וישימו שקוציהם בבית אשר נקרא שמי עליו--לטמאו 34
Ze hebben hun gruwelen gezet tot in de tempel, waarover mijn Naam is uitgeroepen, om die te bezoedelen;
ויבנו את במות הבעל אשר בגיא בן הנם להעביר את בניהם ואת בנותיהם למלך אשר לא צויתים ולא עלתה על לבי לעשות התועבה הזאת--למען החטי את יהודה 35
ze hebben offerhoogten voor Báal gebouwd in het Ben-Hinnom-dal, om hun zonen en dochters te verbranden ter ere van Molok; dat had Ik hun toch zeker niet bevolen, en het was Mij niet in de gedachte gekomen, dat zij zulke gruwelen zouden bedrijven, en Juda tot zonde zouden verleiden.

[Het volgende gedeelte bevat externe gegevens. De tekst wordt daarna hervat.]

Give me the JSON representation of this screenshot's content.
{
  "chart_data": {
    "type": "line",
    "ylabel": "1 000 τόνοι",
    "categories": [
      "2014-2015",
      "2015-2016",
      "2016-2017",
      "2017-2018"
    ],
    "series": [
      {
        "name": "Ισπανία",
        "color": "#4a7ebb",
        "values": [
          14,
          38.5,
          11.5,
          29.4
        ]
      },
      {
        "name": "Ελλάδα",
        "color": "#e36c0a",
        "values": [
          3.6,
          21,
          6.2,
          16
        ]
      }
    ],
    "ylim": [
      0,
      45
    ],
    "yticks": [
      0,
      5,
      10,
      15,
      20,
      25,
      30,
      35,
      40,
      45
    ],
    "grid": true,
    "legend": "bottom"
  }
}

ועתה לכן כה אמר יהוה אלהי ישראל אל העיר הזאת--אשר אתם אמרים נתנה ביד מלך בבל בחרב וברעב ובדבר 36
Maar nu spreekt Jahweh, Israëls God over deze stad, waarvan gij zegt, dat ze door zwaard, honger en pest in de macht van den koning van Babel is overgeleverd:
הנני מקבצם מכל הארצות אשר הדחתים שם באפי ובחמתי ובקצף גדול והשבתים אל המקום הזה והשבתים לבטח 37
Zie, Ik breng ze uit alle landen bijeen, waarheen Ik ze in mijn toorn, mijn gramschap en grote woede ga verstrooien; Ik breng ze terug naar deze plaats, en zal ze er veilig doen wonen.
והיו לי לעם ואני אהיה להם לאלהים 38
Dan zullen zij mijn volk, en Ik zal hun God zijn;
ונתתי להם לב אחד ודרך אחד ליראה אותי כל הימים--לטוב להם ולבניהם אחריהם 39
Ik maak ze één van hart en één van zin, om Mij voor immer te vrezen, tot heil van zichzelf en van hun kinderen na hen.
וכרתי להם ברית עולם אשר לא אשוב מאחריהם להיטיבי אותם ואת יראתי אתן בלבבם לבלתי סור מעלי 40
Ik zal een eeuwig verbond met hen sluiten: dat Ik nooit zal ophouden, hun goed te doen; en dat Ik de vrees voor Mij in hun hart zal leggen, om nooit meer van Mij af te wijken.
וששתי עליהם להטיב אותם ונטעתים בארץ הזאת באמת--בכל לבי ובכל נפשי 41
Dan zal Ik er een genot in vinden, hun goed te doen, en ze stevig in dit land te planten, met heel mijn hart en heel mijn ziel.
כי כה אמר יהוה כאשר הבאתי אל העם הזה את כל הרעה הגדולה הזאת--כן אנכי מביא עליהם את כל הטובה אשר אנכי דבר עליהם 42
Want zo spreekt Jahweh: Zoals Ik al deze grote rampen over dit volk heb gebracht, zo zal Ik over hen ook al het goede doen komen, wat Ik hun nu beloof.
ונקנה השדה בארץ הזאת--אשר אתם אמרים שממה היא מאין אדם ובהמה נתנה ביד הכשדים 43
Er zullen weer akkers worden gekocht in dit land, waarvan ge zegt, dat het een wildernis is, zonder mensen en vee, overgeleverd in de macht der Chaldeën.
שדות בכסף יקנו וכתוב בספר וחתום והעד עדים בארץ בנימן ובסביבי ירושלם ובערי יהודה ובערי ההר ובערי השפלה ובערי הנגב כי אשיב את שבותם נאם יהוה 44
Men zal weer akkers kopen voor geld, oorkonden schrijven en onder getuigen verzegelen in het land van Benjamin, rondom Jerusalem, in de steden van Juda, in de steden van het bergland, van de vlakte en van de Négeb. Waarachtig, Ik zal ze weer gelukkig maken, is de godsspraak van Jahweh!